Italiens Regierungskrise zeigt, dass die Skepsis der “sparsamen Vier” gegenüber einem überhöhten Corona-Hilfspaket berechtigt war.
Nun hat also dieses Jahr, das eigentlich ein ganz anderes werden sollte, doch wie eine Fortsetzung des letzten begonnen. Als genügte es nicht, dass die britische Mutation des Corona-Virus das Licht am Ende des Lockdown-Tunnels wieder in weitere Ferne gerückt hat, mangelt es auch nicht an politischen Stimmungsdämpfern. Einer davon ist die in den ersten Januartagen in Italien ausgebrochene Regierungskrise.
Nach nicht weniger als 67 Neubildungen von Ministerkabinetten seit 1945 sieht zwar auf den ersten Blick alles nach Routine aus. Doch der Austritt des ehemaligen Sozialdemokraten Renzi aus der Koalitionsregierung der Fünf-Sterne-Bewegung unter Ministerpräsident Conte bekommt im Zusammenhang mit dem Brüsseler Corona-Hilfspaket eine brisante europäische Dimension. Die „italienische Krankheit“ droht diesmal ansteckend zu sein.
Zwei Drittel des 310 Milliarden Euro umfassenden italienischen Corona-Sonderbudgets werden aus dem 750 Milliarden schweren EU-Corona-Hilfspaket bestritten, das zu mehr als der Hälfte aus Zuschüssen besteht. Doch Roms Regierung zeigt sich bis dato mit der Aufgabe überfordert, ausreichend durchdachte, plausible Förderprojekte vorzulegen. Renzi nannte eben dies als Begründung für seinen wohl auch von Parteitaktik getriebenen Rückzug.
Als im letzten Sommer die „Sparsamen Vier“ („Frugal Four“) eine Reduzierung der geschenkten Anteile des EU-Corona-Paketes und genauere Kontrollen der Mittelverwendung forderten, hatte man ihnen noch Kleinlichkeit vorgeworfen.

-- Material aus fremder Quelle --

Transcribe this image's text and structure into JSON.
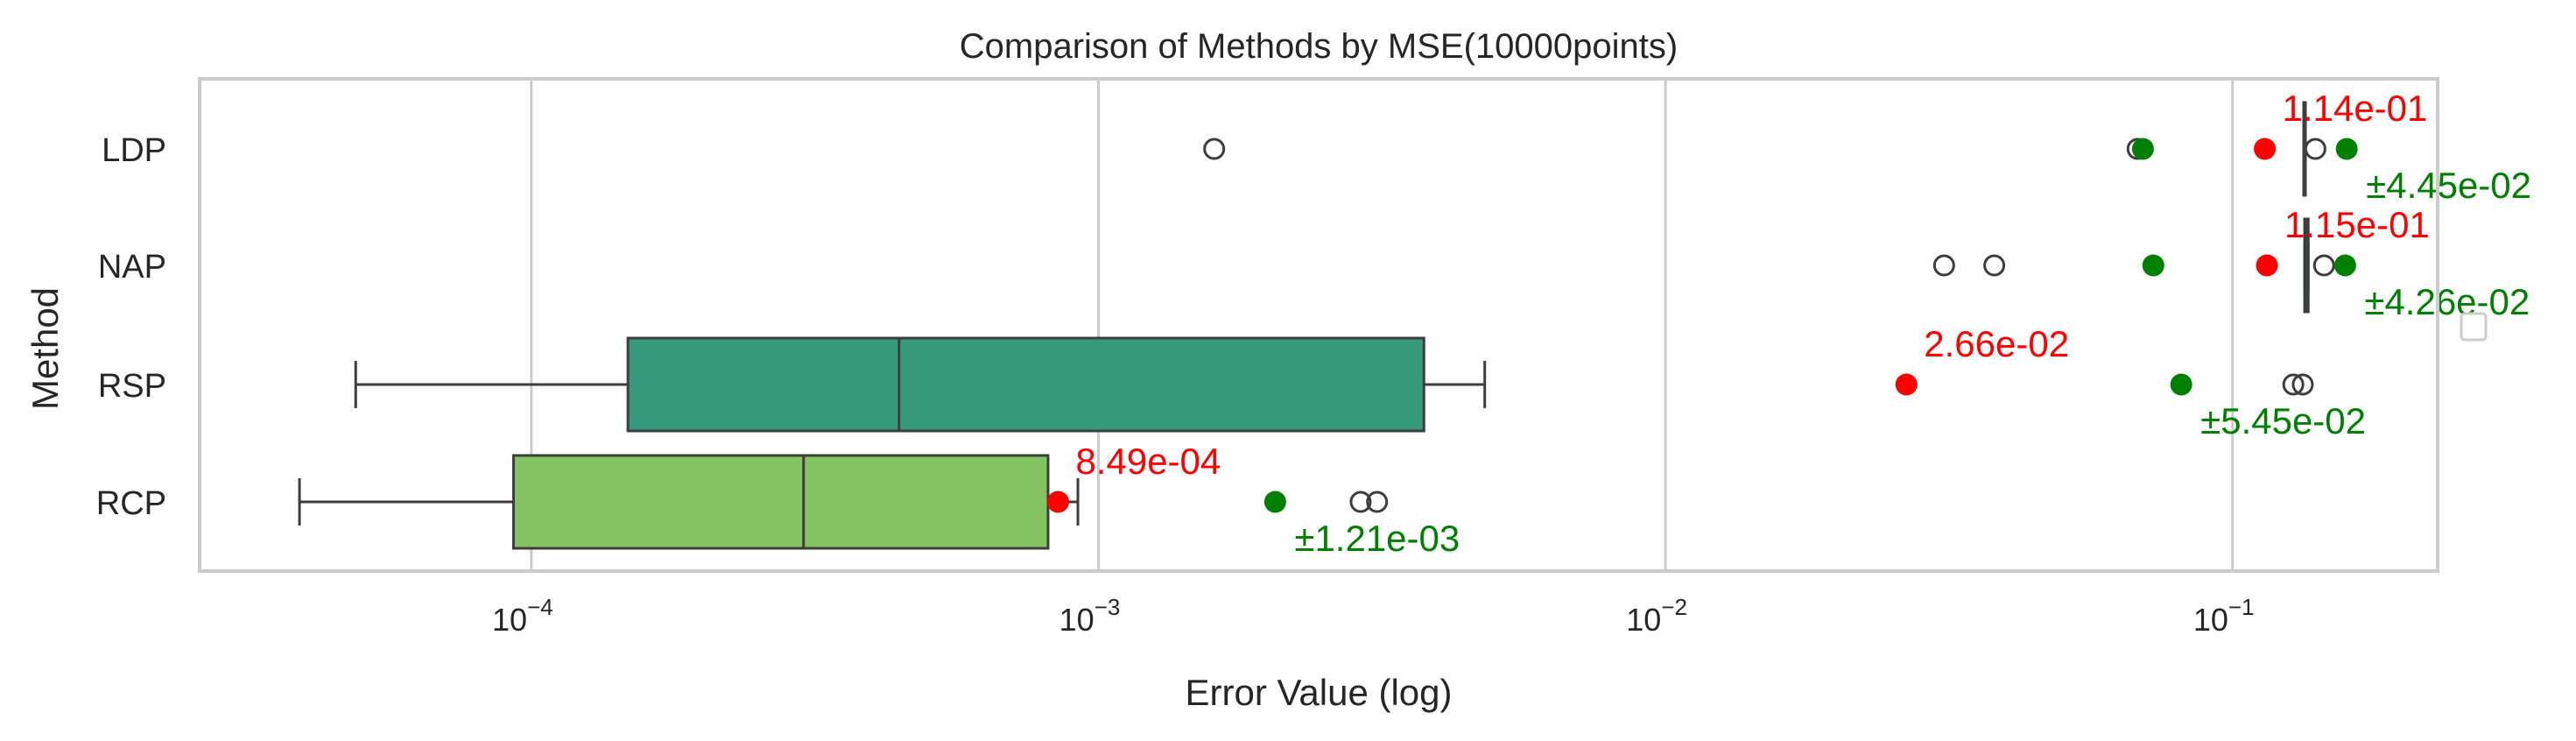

Nun erweisen sich jedoch die Einwände der kritischen Nettozahler-Gruppe, der neben Österreich auch die Niederlande, Dänemark, Schweden und Finnland angehören, früher als erwartet als durchaus berechtigt.
Italien schließt 2020 mit einem von 135 auf 160 Prozent der Wirtschaftsleistung angestiegenen Schuldenstand ab. Dank der intensiven Anleihekäufe durch die EZB bleiben die Kosten der Corona-bedingten Neuverschuldung überschaubar. Die Gesamt-Größenordnung der aushaftenden Staatsanleihen liegt allerdings mit über 2,6 Billionen Euro in einer Dimension, die unseren südlichen Nachbarn auf Gedeih und Verderb mit der Eurozone zusammenschweißt. Italien ist für den Euroraum schlicht zu wichtig, um fallengelassen zu werden – selbst dann, wenn es sich nicht an vereinbarte Sanierungspfade hält. Als Vertreter der Regierungspartei im November von der EZB großvolumige Schuldennachlässe forderten, schien das deshalb niemanden zu wundern. Ein überschuldetes Italien ist eben nicht unrettbar verloren – langfristig gesehen hätte es sogar gewonnen.
Man kann nur hoffen, dass Italiens nächste Regierung dennoch die Kraft aufbringt, ewig aufgeschobene Reformen des Steuersystems, der öffentlichen Verwaltung sowie des Bildungs-, Gesundheits- und Pensionssystems anzugehen. Es bleibt uns gar nichts anderes übrig, als daran sehr interessiert zu sein. Denn mit dem Gelingen dieser Übung steht nichts Geringeres auf dem Spiel als die Glaubwürdigkeit der in Maastricht vereinbarten Spielregeln der gemeinsamen Währung.